Protection and management requirements
The property comprises approximately 15,000ha of land within the 27,000ha of Parque Natural da Madeira (Madeira Natural Park). It has strong and effective legal protection under regional, national and European Law. These multiple layers of protection include status as a special area of conservation under the Habitats Directive of the European Union, which obliges the State Party to protect the area so that both “Madeiran laurel forest” and 39 species of rare and threatened plants and animals remain at, or are restored to, “favourable conservation status”. The property is also a Biogenetic Reserve of the Council of Europe, and a Special Protection Area under the European Union Birds Directive. The property is gazetted under Madeiran law, with around half of the area as a Strict Reserve (“Reserva Integral”) and the remainder as a Partial Reserve (“Reserva Parcial”).
Effective conservation management is also in place. Conservation functions are devolved to regional government in the form of the Governo da Região Autónoma da Madeira (Autonomous Regional Government of Madeira). A management plan (Plano de Ordenamento e Gestão da Floresta Laurisilva) is in place and has been approved by the Regional Government. This is a powerful legal instrument which defines strategies and objectives for the protection and enhancement of the property, drawing the main guidelines for its management, conservation and protection.
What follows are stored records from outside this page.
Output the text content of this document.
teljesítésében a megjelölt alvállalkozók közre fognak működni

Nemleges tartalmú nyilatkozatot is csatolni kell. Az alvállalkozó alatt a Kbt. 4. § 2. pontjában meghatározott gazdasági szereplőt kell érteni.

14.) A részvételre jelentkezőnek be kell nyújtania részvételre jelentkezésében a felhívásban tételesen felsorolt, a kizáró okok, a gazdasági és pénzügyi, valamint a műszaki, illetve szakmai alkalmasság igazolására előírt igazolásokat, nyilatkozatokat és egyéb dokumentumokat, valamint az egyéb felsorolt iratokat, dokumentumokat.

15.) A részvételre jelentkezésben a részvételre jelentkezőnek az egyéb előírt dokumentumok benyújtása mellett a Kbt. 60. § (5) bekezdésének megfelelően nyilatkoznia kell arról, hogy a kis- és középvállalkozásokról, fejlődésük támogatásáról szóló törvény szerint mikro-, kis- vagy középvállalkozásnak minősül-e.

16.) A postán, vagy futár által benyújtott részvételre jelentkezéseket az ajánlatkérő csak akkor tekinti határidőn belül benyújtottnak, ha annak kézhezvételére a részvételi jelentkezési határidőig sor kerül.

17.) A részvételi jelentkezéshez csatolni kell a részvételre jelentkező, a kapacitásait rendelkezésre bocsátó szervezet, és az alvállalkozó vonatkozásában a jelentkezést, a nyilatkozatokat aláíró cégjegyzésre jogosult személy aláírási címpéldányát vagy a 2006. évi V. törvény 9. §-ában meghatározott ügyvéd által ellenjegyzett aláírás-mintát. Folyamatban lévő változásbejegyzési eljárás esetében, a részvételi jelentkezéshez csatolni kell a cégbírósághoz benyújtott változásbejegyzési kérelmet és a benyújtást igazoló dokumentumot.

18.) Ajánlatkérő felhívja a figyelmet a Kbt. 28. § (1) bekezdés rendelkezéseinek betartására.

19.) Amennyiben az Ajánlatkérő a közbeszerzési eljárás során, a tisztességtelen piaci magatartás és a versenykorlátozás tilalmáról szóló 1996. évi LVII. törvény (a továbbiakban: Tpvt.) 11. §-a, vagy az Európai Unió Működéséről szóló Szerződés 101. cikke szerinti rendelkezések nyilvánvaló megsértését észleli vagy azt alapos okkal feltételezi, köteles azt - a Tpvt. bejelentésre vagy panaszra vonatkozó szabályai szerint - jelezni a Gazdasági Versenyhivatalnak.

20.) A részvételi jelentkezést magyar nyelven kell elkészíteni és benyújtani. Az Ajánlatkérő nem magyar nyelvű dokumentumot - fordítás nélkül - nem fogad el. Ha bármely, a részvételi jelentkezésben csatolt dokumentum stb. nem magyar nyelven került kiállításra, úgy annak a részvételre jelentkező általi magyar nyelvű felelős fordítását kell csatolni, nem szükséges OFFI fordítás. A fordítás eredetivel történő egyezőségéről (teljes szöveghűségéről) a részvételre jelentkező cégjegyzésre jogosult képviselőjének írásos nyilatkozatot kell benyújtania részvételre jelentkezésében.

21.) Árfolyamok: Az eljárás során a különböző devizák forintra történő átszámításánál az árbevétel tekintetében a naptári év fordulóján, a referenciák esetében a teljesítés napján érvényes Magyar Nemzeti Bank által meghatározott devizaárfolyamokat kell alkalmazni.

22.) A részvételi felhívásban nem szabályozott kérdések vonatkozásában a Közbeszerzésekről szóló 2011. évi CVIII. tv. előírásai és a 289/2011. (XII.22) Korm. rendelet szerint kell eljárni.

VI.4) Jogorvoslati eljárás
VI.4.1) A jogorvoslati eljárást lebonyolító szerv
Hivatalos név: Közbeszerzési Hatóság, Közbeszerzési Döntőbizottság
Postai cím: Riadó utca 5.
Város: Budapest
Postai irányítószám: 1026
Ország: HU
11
Adequate staff and resources are in place and need to be maintained in the long term. There are a number of issues requiring effective long-term management. These include monitoring the potential threat to the property from invasive species including species from former agricultural land at the lower edge of the property. A small number of permits is issued to local people for limited collection common tree heather in the higher zones. Although declining, this use needs to be monitored and kept within levels that do no harm to the forest. Management of the areas adjacent to the property needs to fully consider its Outstanding Universal Value, particularly in relation to the potential for introduction of alien invasive species. Facilities for visitors to the laurel forest are few and visitor management will need to be prioritized as tourism trends change. With sheer cliffs beside narrow levadas, great care is needed to both to protect the forest and to provide for safe visitor access, especially in relation to possible increases in visitor pressure. Strong policies are needed to ensure there is no temptation to build inappropriate facilities for visitors. Effective visitor interpretation and education programmes would also be highly beneficial to the communication of the Outstanding Universal Value of the property.